Come to think of it, graduation worries me a lot. And not even the "What am I going to wear?" aspect of it, but more of the "What am I going to do with my life afterwards?" part. After I march through Gampel Pavilion and receive that diploma, they will release me to sea. I've been rehabilitated and trained long enough, and they think I am now capable of surviving on my own. Am I? Will all those vicious predators in the world eat me up and spit me out before I can even take my first breath? I can just see it now--I'll be stuck living in my parents' house until I'm 38, with a dead end job as a full-time sales associate and still without a decent hairdresser.


Gina Barreca must have really known me well, because she told me I was good at writing about what scares me, and when I actually wrote it, it was surprisingly easy. I guess I'm too good at being scared of too many things.

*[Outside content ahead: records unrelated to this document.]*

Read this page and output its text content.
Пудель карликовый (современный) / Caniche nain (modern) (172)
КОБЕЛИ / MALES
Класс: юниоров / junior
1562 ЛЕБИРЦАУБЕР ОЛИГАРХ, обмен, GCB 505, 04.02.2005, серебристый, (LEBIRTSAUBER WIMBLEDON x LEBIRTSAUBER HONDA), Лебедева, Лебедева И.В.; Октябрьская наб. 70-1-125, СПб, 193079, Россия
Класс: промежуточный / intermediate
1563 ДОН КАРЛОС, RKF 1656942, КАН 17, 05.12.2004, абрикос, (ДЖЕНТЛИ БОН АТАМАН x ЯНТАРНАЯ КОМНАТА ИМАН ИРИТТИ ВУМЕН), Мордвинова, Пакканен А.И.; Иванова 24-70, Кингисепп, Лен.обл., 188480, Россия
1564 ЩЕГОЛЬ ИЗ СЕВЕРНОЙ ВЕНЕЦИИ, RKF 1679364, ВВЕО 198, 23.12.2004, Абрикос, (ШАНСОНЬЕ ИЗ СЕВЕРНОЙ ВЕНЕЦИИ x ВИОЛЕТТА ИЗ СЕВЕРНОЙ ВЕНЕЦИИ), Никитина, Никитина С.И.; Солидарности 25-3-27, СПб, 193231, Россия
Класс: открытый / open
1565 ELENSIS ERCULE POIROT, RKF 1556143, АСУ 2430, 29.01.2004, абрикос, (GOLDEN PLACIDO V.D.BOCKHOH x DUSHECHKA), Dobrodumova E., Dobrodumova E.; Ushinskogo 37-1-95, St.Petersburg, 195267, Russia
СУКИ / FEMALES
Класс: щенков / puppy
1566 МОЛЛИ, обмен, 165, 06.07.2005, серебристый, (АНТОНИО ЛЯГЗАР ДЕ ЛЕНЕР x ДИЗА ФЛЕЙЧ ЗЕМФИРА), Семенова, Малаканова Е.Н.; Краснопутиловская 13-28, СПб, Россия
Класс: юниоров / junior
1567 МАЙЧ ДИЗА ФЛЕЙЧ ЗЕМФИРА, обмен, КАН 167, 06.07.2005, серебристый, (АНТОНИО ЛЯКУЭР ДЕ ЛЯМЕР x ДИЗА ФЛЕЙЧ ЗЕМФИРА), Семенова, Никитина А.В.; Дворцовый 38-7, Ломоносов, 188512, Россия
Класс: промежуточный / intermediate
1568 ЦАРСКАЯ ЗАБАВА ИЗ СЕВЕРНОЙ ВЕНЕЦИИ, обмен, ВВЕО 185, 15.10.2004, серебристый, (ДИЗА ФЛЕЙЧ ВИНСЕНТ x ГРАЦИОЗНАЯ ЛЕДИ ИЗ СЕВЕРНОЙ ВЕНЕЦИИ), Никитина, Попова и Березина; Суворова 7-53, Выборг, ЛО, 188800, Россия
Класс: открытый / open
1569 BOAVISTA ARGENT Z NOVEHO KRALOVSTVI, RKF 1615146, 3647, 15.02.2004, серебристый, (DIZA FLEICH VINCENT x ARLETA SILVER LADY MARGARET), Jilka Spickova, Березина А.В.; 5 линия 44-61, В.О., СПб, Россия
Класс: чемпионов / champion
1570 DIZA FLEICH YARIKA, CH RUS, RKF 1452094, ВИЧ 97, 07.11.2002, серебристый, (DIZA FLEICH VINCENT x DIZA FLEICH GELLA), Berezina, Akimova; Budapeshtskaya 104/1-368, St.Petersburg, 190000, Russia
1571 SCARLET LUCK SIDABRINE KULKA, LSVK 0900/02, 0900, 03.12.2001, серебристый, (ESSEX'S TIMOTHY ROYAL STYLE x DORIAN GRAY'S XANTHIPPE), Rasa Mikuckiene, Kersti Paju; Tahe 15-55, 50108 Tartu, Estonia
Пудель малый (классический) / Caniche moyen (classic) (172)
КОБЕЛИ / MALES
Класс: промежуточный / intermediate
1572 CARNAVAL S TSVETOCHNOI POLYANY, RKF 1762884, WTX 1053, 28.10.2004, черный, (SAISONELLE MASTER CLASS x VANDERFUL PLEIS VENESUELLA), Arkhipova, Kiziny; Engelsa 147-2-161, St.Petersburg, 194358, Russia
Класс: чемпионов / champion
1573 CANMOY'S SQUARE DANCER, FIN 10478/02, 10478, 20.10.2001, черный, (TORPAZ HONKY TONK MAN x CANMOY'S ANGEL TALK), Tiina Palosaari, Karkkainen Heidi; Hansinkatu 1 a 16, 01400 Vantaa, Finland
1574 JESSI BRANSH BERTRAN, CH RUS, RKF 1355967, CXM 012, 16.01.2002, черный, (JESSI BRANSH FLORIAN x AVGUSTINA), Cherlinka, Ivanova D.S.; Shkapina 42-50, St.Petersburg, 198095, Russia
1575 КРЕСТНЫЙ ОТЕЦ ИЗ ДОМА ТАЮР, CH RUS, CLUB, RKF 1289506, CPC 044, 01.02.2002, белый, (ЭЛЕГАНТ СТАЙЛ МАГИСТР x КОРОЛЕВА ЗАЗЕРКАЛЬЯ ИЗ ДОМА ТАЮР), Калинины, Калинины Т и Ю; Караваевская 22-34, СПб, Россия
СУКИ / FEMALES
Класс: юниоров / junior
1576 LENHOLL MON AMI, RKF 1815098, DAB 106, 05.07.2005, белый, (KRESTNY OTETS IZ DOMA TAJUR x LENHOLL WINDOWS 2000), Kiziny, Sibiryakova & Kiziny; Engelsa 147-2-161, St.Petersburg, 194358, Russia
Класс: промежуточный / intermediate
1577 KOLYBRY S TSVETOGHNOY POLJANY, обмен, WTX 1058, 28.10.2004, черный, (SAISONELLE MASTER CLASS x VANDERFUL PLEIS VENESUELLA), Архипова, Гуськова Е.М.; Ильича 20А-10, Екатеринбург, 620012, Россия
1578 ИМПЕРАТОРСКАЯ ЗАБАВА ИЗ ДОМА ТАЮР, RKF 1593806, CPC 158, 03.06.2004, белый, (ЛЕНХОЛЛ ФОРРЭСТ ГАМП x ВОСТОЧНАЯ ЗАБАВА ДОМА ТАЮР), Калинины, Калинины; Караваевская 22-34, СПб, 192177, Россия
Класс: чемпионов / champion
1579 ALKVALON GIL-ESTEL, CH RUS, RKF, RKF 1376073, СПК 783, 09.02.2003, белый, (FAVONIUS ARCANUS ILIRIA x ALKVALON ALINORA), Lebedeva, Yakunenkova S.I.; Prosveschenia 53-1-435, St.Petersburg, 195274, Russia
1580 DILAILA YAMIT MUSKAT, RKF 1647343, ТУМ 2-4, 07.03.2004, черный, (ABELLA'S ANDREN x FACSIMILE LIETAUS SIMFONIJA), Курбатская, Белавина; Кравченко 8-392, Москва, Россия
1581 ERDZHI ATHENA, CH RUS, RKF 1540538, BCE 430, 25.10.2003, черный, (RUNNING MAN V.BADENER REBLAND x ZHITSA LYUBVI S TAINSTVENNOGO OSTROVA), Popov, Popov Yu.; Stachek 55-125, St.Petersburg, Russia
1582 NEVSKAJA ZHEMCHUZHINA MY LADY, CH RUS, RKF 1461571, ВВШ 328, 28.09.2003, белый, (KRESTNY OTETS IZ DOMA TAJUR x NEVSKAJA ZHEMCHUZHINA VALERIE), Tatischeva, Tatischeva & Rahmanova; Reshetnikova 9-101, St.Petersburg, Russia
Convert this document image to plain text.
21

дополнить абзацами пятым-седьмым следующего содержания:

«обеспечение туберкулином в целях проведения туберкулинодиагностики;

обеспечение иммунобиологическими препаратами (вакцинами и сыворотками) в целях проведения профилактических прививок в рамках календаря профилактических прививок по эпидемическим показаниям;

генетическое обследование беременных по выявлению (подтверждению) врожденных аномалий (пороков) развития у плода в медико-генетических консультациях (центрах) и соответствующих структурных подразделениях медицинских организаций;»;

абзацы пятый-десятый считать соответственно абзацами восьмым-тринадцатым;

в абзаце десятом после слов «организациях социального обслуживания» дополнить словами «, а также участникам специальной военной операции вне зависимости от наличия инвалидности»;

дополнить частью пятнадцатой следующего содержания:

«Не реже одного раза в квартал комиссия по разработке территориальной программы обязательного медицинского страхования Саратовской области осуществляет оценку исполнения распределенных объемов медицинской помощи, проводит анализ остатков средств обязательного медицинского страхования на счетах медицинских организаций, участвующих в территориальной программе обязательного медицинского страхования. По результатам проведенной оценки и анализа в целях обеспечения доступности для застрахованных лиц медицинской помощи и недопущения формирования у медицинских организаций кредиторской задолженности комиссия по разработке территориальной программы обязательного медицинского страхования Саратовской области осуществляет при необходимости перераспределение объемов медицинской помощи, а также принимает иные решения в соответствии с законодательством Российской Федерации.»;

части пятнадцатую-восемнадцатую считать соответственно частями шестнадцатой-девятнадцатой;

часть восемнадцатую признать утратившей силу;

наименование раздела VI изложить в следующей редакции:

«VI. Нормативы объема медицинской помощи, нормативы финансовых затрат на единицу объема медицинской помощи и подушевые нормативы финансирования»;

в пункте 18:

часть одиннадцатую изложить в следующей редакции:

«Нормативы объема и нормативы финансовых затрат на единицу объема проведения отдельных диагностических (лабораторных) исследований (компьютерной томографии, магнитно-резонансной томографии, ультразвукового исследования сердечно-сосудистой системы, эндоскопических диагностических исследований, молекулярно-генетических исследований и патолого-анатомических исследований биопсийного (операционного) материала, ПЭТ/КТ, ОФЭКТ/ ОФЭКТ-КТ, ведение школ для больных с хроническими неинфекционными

Like interviews that could affect the rest of my life.

Wish me luck!

1 comment:

  1. Ruth, ruth, ruth!
    Go in there confidently! You are adorable, and friendly, and awesome with kids, and you're personable and you have absolutely nothing to worry about. You have a great sense of humor (evident in your all too fantastic! essay). You are beautiful, smart, and If they don't hire you, they're CRAZY! Boston would be an amazing place to live! I will be soo jealous of you should you actually be able to do that!! :-D.. jealous in a good way of course! :-D
    Best of luck to ya! not that you're gonna need it!